The Galaxy Game by Karen Lord is a complex, far-future space opera that includes the sport of Wallrunning. The skills and implications of Wallrunning, it turns out, influence events on an interstellar scale.
I was very pleased to re-encounter characters from Lord’s earlier novel The Best of All Possible Worlds (described at the end of this post), though The Galaxy Game focuses on other protagonists. A prologue helped orient me to the spacefaring civilization featured in these novels, and a little of how things had changed on these worlds in the interim. There’s a lot going on: pilots who bond with living spaceships, people with psychic powers, dealing with the fallout from the fairly recent destruction of the planet Sadira and its refugees.
Wallrunning is a strategy game involving, as you might guess, a wall with different zones, each with different microgravities. The wall can tilt and shear as well; complex team strategy involving such roles as ladders, hookers, slingers, snakes, an anchor, and a nexus, can help or hinder other players, cause wall tilting, or send players flying off the wall into a bodycatcher at the bottom. The game conveys status on star players and influences a major portion of several economies, whether directly or indirectly.
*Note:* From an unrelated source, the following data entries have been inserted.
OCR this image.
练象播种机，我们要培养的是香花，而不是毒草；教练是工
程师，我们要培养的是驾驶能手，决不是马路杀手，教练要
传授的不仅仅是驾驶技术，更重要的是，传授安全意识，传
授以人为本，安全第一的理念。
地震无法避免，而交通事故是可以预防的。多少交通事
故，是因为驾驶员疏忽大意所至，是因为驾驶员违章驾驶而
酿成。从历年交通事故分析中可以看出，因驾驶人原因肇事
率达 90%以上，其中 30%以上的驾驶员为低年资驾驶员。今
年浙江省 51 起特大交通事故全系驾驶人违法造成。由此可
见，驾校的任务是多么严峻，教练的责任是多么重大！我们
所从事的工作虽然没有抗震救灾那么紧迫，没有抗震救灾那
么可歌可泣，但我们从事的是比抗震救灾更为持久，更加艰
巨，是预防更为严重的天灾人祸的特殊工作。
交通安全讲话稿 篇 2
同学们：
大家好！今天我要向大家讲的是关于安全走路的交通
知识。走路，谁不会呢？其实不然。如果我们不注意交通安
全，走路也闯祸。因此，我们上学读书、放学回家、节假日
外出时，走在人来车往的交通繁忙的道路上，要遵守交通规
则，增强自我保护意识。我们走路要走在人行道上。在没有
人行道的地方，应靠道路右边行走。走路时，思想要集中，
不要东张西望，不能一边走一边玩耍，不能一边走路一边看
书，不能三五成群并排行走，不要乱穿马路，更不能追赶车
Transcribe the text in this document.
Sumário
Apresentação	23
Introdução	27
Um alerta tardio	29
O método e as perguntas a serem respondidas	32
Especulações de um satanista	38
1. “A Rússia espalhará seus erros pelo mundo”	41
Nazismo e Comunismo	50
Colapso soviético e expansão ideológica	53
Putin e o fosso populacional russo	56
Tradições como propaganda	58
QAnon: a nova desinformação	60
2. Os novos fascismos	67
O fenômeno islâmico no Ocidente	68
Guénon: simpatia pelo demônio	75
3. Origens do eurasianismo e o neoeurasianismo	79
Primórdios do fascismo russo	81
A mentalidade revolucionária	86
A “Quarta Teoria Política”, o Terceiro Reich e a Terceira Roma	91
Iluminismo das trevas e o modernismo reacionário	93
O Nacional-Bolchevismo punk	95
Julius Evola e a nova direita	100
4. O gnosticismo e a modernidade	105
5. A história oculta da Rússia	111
Though there are several point of view characters, the major focus is on Rafidelarua, a teenager who is oblivious to the larger implications of almost every situation he encounters. This means that reading the story includes piecing together disparate clues from an array of angles. Rafi moves among several different cultures and economies, and I learned about them along with him. Things Rafi encounters in passing, like the mindship he travels in, and the reason behind his quarantine prior to interstellar travel, gradually loom larger in the narrative and suddenly merge into the overarching plot. Rafi’s training as a wallrunner, then a nexus, seems almost like an aside for a while, until its significance bursts out in an extremely satisfying way.
I loved Lord’s approach to thoughtful, intersectional speculative fiction. I wrote about The Best of All Possible Worlds for Heroes and Heartbreakers back in February 2013; I described it as having the feel of one of Ursula K. LeGuin’s Hainish novels. It’s about a society of humans spread across a number of different planets, each with their own unique cultures and levels of paranormal ability. The core of the story is the relationship between Grace Delarua, a government liaison to refugees from the destroyed planet Sadira, and Dllenahkh, the chief representative for that group. Dllenahkh has very strong psychic abilities, and Grace is beginning to discover her own talents in this area.
For the entire story, Grace and Dllenahkh have an unusually harmonious working relationship and consider each other friends, but at the same time, both are restraining much more romantic and physical desires. Their interaction is complicated by the fact that most of the surviving Sadiri are male, and thus are seeking wives on Grace’s planet. Naturally, the romance eventually emerges, amid complications arising from their differing cultures. If you like sweet friends-to-lovers romances, or slow burn, this is a wonderful and rewarding example.
However, the thing I most appreciated about The Best of All Possible Worlds was the outside relationships both characters formed and maintained throughout the story. Neither character is an island. During the course of the novel, they build and maintain strong connections that are richly realistic. In particular, I loved that Grace had so many female friends, for instance her BFF Gilda, a famous scientist she meets in the course of her work, and her superior officer, Dr. Daniyel, who offers the perspective of an older generation to Grace.
You don’t need to read these two books in order, as they’re not immediate sequels, but doing so offers some additional depth to the stories.